Read more on Infor and its products in Paul Esherwood’s inter-
view with CEO Charles Phillips, elsewhere in this issue of ERP Today.
Google Cloud. Under new CEO Thomas Kurian, Google Cloud is looking to raise its visibility in the marketplace, define more clearly its competitive advantages, and market its vast technological capabilities in ways that are more reflective of the needs and desires of business customers. As a big part of those efforts, Google Cloud has begun positioning its G Suite of applications as enterprise-collaboration solutions, and has even begun pushing G Suite directly up against an initiative from Microsoft to meet the needs of two billion ‘first line’ workers by putting lightweight mobile apps in their hands for scheduling, communications, and more.
At a recent investors conference, Kurian said: “For many, many years, people were focused on productivity for professional workers. There’s about one billion professional people on Earth—people who work in corporate offices – but there are two billion-plus front-line workers.” G Suite apps, he said, will deliver much-needed communication and collaboration to those two billion on the front lines.
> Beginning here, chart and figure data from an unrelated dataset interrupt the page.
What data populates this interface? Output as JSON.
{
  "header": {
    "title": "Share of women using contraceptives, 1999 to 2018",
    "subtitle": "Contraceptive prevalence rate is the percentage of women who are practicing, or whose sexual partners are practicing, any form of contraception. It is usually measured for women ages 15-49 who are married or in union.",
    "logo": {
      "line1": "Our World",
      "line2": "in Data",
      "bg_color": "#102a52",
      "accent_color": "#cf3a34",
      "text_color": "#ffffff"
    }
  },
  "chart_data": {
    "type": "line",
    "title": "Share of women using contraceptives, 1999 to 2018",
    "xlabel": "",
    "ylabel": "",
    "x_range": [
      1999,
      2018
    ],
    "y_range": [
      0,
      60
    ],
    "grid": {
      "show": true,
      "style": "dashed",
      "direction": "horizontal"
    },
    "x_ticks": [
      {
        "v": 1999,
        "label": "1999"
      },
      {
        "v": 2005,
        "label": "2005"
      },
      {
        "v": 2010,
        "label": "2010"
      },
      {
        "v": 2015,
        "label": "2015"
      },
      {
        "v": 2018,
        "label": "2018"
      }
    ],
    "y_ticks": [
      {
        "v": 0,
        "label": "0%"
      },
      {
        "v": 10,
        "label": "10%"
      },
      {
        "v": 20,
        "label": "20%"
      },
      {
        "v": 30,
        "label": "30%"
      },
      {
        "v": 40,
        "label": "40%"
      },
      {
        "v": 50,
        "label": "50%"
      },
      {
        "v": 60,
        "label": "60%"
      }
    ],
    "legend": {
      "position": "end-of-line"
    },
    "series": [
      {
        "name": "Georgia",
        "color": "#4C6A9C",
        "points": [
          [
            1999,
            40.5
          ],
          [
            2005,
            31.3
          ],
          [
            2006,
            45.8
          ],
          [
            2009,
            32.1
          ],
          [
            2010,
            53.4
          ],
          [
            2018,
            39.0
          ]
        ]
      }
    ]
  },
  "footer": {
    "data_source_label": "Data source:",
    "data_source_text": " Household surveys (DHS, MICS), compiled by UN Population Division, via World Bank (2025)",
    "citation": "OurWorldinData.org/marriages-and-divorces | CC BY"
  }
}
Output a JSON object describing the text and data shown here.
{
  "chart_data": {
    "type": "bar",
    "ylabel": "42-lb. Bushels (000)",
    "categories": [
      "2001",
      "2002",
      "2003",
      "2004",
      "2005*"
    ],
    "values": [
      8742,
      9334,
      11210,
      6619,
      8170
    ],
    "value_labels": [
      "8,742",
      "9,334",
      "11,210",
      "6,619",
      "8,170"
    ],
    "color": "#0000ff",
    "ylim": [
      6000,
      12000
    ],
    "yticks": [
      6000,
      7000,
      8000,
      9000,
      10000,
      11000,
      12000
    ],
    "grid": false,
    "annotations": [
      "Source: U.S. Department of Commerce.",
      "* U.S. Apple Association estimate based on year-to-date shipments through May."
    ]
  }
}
There has never been a better time to be a business executive looking to buy powerful, easy to use and thoroughly modern business applications. The competition among these big, fast-growing and financially strong global companies is ferocious, and for good reason: as hundreds of thousands or even millions of businesses around the globe prepare to surge into the digital economy, the winners in this battle for the hearts, minds and wallets of those business executives will reap tremendous rewards. But the biggest winners – by far – will be those business execs doing the buying because they’re the beneficiaries of this relentless and high-stakes competition and innovation that are creating powerful, elegant, and customer-centric cloud applications that will power the digital economy for decades to come.